Caloric restriction, metformin, rapamycin, resveratrol, gene therapy and stem cells, the present and future of Preventive Anti-ageing Medicine.
In previous blogs we have previously commented about the differences between healthy ageing medicine and genuine anti-ageing medicine. Genuine anti-ageing medicine is medicine designed to not only lengthen your disease-free life, but also your maximum life expectancy. Today we must focus on taking positive steps within our control such as caloric restriction which is the best known technique for increasing longevity: the process has been shown to work in rodents and it is possible in large primates, but we still do not know if it will be truly effective in humans; furthermore, the implementation is painful and involves a level of sacrifice. However, the future will come hand in hand with new and not so new drugs, such as gene therapy and stem cells.
Until just a few months ago it was unthinkable that the health authorities would be considering the existence of an anti-ageing drug, since ageing is not a disease, or is it?. More and more authoritative voices are changing their opinion on the concept that ageing is itself a disease that can be prevented, or at least postponed. Along this line of thought, the FDA have recently approved the first clinical trial to combat ageing by using metformin. But rapamycin or resveratrol are also in the race to be part of a new line of anti-ageing drugs.

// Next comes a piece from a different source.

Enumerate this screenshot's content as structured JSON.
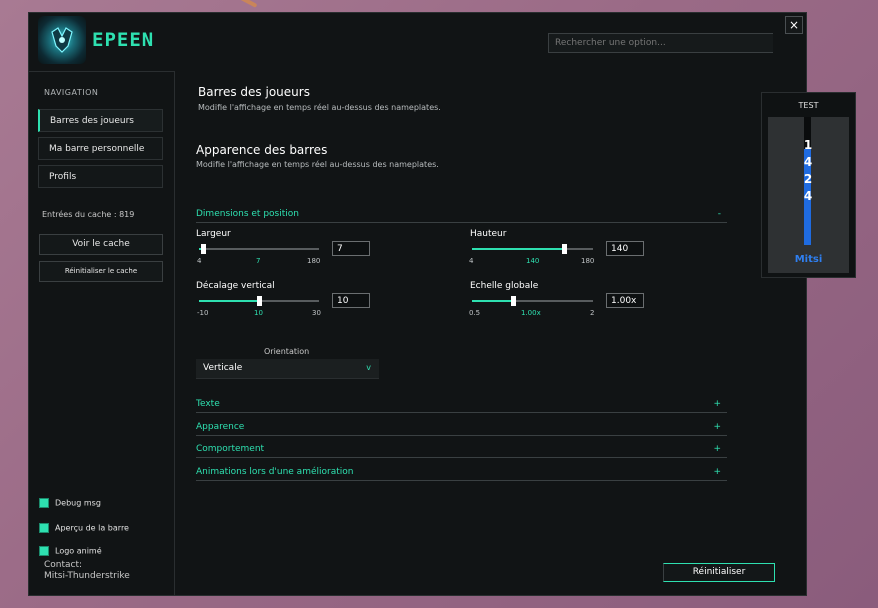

As advances in genetics are made these are accompanied by those who are searching for more such as Human Longevity and Craig Venter (the first scientist to sequence the human genome) as he searches for the genes responsible for determining longevity in humans or Bioviva Sciences and Elisabeth Parrish, who is providing genetic treatments to activate telomerase and inhibit myostatin, two actions that are understood to extend life, at least in mice. The world of regenerative stem cell therapy is not far behind in their search for cell repair and cell rejuvenation therapies.
Like the article in The Economist, August was the month when the RAAD Festival (The Revolution Against Aging and Death) took place, a sort of pseudoscientific event held in California that attracts hundreds of participants interested in the latest developments in longevity. Attendees included: Aubrey de Gray, Bill Andrews, Suzanne Sommers, Liz Parrish, Ray Kurzweil, etc. Our friend and collaborator Steve Matlin, CEO of Life Length was also at the event. Life Length markets the use of telomeric research and is furthering steps overseas due to increased demand and expectation in the US. RAAD fest attendees may not be able to benefit from all of the anti-ageing therapies, but there is no doubt that their children and grandchildren will.
And while we wait for the arrival of these therapies in the future, let us continue to push forward with Neolife’s protocols Preventative, Proactive, Predictive and Personalized Medicine in our efforts to achieve healthy ageing until the end of our days.